アナザー・ワールド 〜オリジナルスキルで異世界とダンジョンを満喫します〜

Blackliszt

157 呼吸

「みんな!」

 テールのマザーポイント、リヴァイブの門・生還の間がある宮の前。

「ママ!パパ!」
「よかったエリシア。無事で」
「一先ず・・・か」

「おぉぉぉミリアぁぁ!」
「ママー!」
「ミリアも、無事でよかったわ」
「・・・・・・」

 既に建物から出てきてぼうっとつっ立っていた子供達が走る。

「母さん!?」
「あぁぁぁ! よかった無事でレイアぁぁぁあ!」
「父さん?」
「ウォルターラナも、無事だね?」
「おふくろにオヤジ・・・やっぱり帰ってきてたのか」

 そして──

「アルフレッドにフラジール。2人とも無事でよかったよ」
「パトリックさん」
「・・・」

 子供達の親、保護者たちもまた、無事であった大切な子供たちをそれぞれの形で迎える。

「ティナちゃん!」
「フグ・・・」
「無事だったかティナちゃん」
「おかあさん。おとうさん」

 しかし──

「ところでティナちゃん。リアムはどこだ・・・」
「り・・・」

 ほとんど全員が帰ってきた中で──

「なぁみんな! リアムはどこだ?」
「「・・・」」

──帰らぬ者が一人。

「クソッ!モグリ!」
「モグッ!」

 すると突然、ウィルは彼の契約精霊であるモグリを呼び出す。そして──

「ウィル?」
「アイナは先にコンテスト会場に戻っていてくれ。
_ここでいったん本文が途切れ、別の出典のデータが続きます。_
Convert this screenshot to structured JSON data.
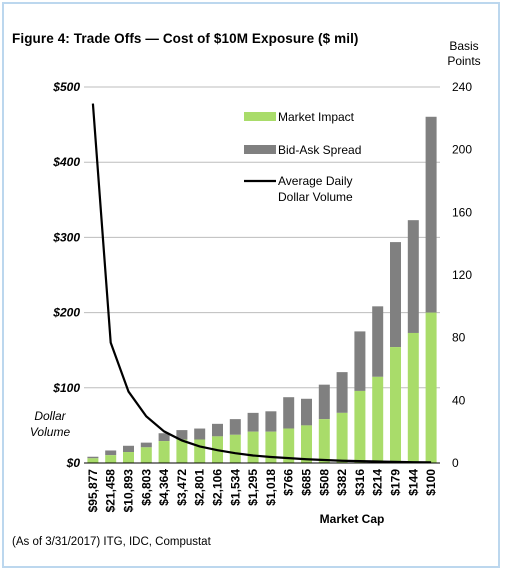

もしかすると映像が戻るかもしれねぇ」
「え、ええ」

 アイナには会場に戻っての待機を。

「おいジジイ!」
「なんだ?」
「悪いがジジイの私兵のうち2人ほどここで待機させておいてくれないか?」

 また、ブラームスには私兵の貸出とこの場での待機を願いでる。

「わかった・・・だがお前は」
「俺はダメ元だが、今からエリアCのセーフポイントまで行ってくる」

 そして彼は手短に、自分のこれからの行動を伝えると──

「ふぅ・・・」

 深く、息を吐いて一呼吸する。

「はぁ・・・」

 同時に、ウィルの中に存在する魔力が急激に膨れ上がる。

「す、すごい・・・」

 この場にいる子供、彼を知らぬ誰もが全力のリアムほどではないものの、それでも尋常じゃない魔力の膨れ上がりに驚愕する。そして──

「・・・消えた」

 気が付いた時にはもう、彼は消えていた。

「剣狼の2つ名は健在か」

 残像すら残さなかった。

「チッたり前だ!」

 唯一、この中で彼の動きを目で追えていたカミラが、ブラームスの吐露に舌打ちする。

「あいつはここにいる誰よりも、強いんだからな」

 彼女の視線は既に街の先、街道の更に先へと向けられていた。